Reviewer: Archie Henderson
War and Peace, by Nigel Hamilton (Houghton Mifflin Harcourt)
Winston Churchill, so the legend goes, said that history would treat him kindly for he intended to write it. Even if he never actually said it, he did write it. His six volumes of The Second World War, which won the Nobel Prize for Literature in 1953, has long been a standard reference for historians and World War 2 buffs.
Franklin Delano Roosevelt, his friend, ally and often sparring partner in the war, did not get the same treatment, dying in February 1945 relatively young at 63, before the war ended and before he got the chance to tell his side of the war. Nigel Hamilton has recently completed what amounts to Roosevelt’s memoirs, a three-volume work, FDR at War.

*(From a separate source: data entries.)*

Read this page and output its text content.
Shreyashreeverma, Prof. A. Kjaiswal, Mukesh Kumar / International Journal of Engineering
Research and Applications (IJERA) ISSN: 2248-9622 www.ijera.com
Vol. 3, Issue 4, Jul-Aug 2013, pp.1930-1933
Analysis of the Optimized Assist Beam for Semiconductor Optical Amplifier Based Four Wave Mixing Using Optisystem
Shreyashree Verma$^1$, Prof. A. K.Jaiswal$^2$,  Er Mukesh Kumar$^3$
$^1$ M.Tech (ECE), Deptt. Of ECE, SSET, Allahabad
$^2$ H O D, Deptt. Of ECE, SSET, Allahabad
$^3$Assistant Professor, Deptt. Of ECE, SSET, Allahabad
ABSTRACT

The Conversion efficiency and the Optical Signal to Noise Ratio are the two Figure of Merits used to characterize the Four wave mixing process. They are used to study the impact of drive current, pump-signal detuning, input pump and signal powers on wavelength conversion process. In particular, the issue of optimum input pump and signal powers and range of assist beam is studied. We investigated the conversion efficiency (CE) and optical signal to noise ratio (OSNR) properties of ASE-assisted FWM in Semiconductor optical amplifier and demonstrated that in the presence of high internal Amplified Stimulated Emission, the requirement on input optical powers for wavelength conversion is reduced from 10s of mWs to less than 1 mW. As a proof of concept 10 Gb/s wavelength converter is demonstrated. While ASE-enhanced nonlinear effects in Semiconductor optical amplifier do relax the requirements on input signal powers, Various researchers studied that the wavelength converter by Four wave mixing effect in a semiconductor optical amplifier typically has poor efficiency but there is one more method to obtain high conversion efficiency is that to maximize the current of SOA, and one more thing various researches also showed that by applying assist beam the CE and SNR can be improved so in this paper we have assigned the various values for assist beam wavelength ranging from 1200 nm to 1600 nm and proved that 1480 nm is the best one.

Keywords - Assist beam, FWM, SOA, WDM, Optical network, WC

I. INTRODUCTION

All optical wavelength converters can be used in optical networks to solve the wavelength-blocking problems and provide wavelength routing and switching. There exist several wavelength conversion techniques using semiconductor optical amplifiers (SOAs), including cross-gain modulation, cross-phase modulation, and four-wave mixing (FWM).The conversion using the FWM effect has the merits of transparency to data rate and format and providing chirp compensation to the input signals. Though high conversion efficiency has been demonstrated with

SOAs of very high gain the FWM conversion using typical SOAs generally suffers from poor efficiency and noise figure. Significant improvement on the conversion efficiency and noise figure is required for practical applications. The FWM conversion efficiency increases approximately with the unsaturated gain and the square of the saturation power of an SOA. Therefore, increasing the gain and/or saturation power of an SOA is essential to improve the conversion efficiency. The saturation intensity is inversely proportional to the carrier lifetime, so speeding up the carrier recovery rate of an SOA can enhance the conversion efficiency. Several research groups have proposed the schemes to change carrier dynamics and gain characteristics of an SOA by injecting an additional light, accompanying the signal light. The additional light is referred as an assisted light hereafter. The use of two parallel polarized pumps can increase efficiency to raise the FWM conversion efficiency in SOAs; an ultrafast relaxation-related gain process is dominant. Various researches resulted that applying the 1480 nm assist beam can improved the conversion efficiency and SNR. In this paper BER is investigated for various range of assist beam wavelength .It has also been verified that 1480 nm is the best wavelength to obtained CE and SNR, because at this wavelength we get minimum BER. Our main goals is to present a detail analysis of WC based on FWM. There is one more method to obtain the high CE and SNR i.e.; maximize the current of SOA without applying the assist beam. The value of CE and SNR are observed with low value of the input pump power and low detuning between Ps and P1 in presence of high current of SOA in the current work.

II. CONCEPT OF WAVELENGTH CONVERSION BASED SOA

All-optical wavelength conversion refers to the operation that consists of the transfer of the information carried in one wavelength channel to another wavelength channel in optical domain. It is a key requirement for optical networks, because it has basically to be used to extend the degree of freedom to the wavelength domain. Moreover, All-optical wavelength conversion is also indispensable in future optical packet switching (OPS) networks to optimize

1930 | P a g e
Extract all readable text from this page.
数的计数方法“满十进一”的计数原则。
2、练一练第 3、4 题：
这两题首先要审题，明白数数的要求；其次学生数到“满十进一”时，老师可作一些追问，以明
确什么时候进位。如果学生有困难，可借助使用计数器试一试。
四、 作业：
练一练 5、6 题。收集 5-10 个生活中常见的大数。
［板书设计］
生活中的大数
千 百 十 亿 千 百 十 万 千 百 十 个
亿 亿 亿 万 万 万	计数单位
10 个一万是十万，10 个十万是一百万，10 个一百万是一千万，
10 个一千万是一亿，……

War and Peace is the final volume, with the sub-title FDR’s Final Odyssey: D-Day to Yalta 1944-45. The first volume was The Mantle of Command: FDR at War 1941-42, followed by Commander in Chief: FDR’s Battle with Churchill 1943.
All three are deeply researched, as all Hamilton’s books are, and told in a lively and colourful style. Hamilton, who also wrote a three-volume biography of Field Marshal Bernard Montgomery, was urged by his publisher to confine his ambitions to a single volume, so he went in search of another publisher who would take all three. In one of those odd quirks, he found the same publisher that produced Churchill’s history of the war.
By the time War and Peace gets underway, FDR has won his personal battles against Churchill and also against his own military advisers, among them the tough army chief of staff, George Marshall, the stubborn chief of naval operations Ernest King and even the secretary of war, Henry Stimson. Churchill has grudgingly accepted that a cross-channel invasion of occupied France is the way to go and that the overall military commander will be an American, Dwight Eisenhower. The FDR course is ultimately successful.
Roosevelt finally became the grand strategist of the war and its aftermath, but for the next few decades he would be second-guessed, portrayed as weak, especially in concessions to Stalin at Yalta, and generally sniped on in his absence. Hamilton has set out to correct that history – and succeeds brilliantly.
Of course, Hamilton will be criticised by the Churchill lobby, which is strong and led by Andrew Roberts, who has already accused him of a “passionate partisan approach rather than truly objective history”.
But for all their personal rivalry, and contrasting personalities, FDR and Churchill got on well, not only because they had to, but because each man charmed the other. But on odd occasions, according to Hamilton, Roosevelt had to play hardball with Churchill. When the British prime minister was hesitant about the Normandy landings, Roosevelt threatened to keep the atomic bomb secrets from the British. Churchill quickly buckled, although the Churchill lobby has questioned the veracity of the story.
By the time of his death, the war was virtually won and FDR’s wartime legacy was in place. His vision of a United Nations came about and still holds, if in a somewhat fragile manner today. An often forgotten part of that legacy is the Atlantic Charter, a set of principles he signed with Churchill before the US came into the war that spelled the end of colonial empires and emphasised national self-determination. Not many give FDR credit for that today, so Hamilton’s trilogy is a good reminder that the great manipulator was also a great humanitarian.